The motivation for the dual rate arrangement is the demand for lower night time. Double tariffs allow the use of inexpensive nighttime electric power in applications such as maintenance of a ‘heat bank,’ which serves to ‘smooth’ daily demand and reduce the number of turbines that need to be shut down overnight, thereby increasing the utilization and profitability of generation and transmission facilities. The metering capabilities of the 1960s grid meant technological limitations on the extent to which price signals could be propagated through the system.

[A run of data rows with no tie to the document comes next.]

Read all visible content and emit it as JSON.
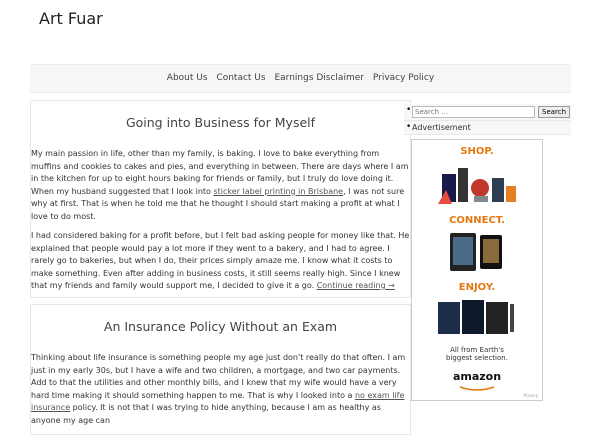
{
  "site": {
    "title": "Art Fuar"
  },
  "nav": [
    {
      "label": "About Us"
    },
    {
      "label": "Contact Us"
    },
    {
      "label": "Earnings Disclaimer"
    },
    {
      "label": "Privacy Policy"
    }
  ],
  "posts": [
    {
      "title": "Going into Business for Myself",
      "paragraphs": [
        {
          "text_before": "My main passion in life, other than my family, is baking. I love to bake everything from muffins and cookies to cakes and pies, and everything in between. There are days where I am in the kitchen for up to eight hours baking for friends or family, but I truly do love doing it. When my husband suggested that I look into ",
          "link": "sticker label printing in Brisbane",
          "text_after": ", I was not sure why at first. That is when he told me that he thought I should start making a profit at what I love to do most."
        },
        {
          "text": "I had considered baking for a profit before, but I felt bad asking people for money like that. He explained that people would pay a lot more if they went to a bakery, and I had to agree. I rarely go to bakeries, but when I do, their prices simply amaze me. I know what it costs to make something. Even after adding in business costs, it still seems really high. Since I knew that my friends and family would support me, I decided to give it a go. ",
          "more": "Continue reading →"
        }
      ]
    },
    {
      "title": "An Insurance Policy Without an Exam",
      "paragraphs": [
        {
          "text_before": "Thinking about life insurance is something people my age just don't really do that often. I am just in my early 30s, but I have a wife and two children, a mortgage, and two car payments. Add to that the utilities and other monthly bills, and I knew that my wife would have a very hard time making it should something happen to me. That is why I looked into a ",
          "link": "no exam life insurance",
          "text_after": " policy. It is not that I was trying to hide anything, because I am as healthy as anyone my age can"
        }
      ]
    }
  ],
  "sidebar": {
    "search_placeholder": "Search …",
    "search_button": "Search",
    "advertisement_label": "Advertisement"
  },
  "ad": {
    "shop": "SHOP.",
    "connect": "CONNECT.",
    "enjoy": "ENJOY.",
    "tagline_1": "All from Earth's",
    "tagline_2": "biggest selection.",
    "brand": "amazon",
    "privacy": "Privacy",
    "colors": {
      "heading": "#e47911"
    }
  }
}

From the 1970s to the 1990s, increasing demand led to an increase in the number of power plants. In some areas, the power supply, especially during peak times, cannot meet this demand, leading to poor power quality, including blackouts, power outages, and blackouts. Electricity is increasingly being relied on for industry, heating, communications, lighting, and entertainment, and consumers demand ever higher levels of reliability.

Towards the end of the 20th century, electricity demand patterns were established: home heating and air conditioning caused daily peaks of demand which were met by a series of ‘peak power stations’ that would only be turned on for a short time each day.

The relatively low utilization of these peaking plants (generally, gas turbines are used due to their relatively lower capital costs and faster start-up times), together with the redundancy required in the power grid, resulting in high costs for the power company, are passed on in the form of the tariff increase. In the 21st century, several developing countries such as China, India, and Brazil are pioneers in deploying smart networks.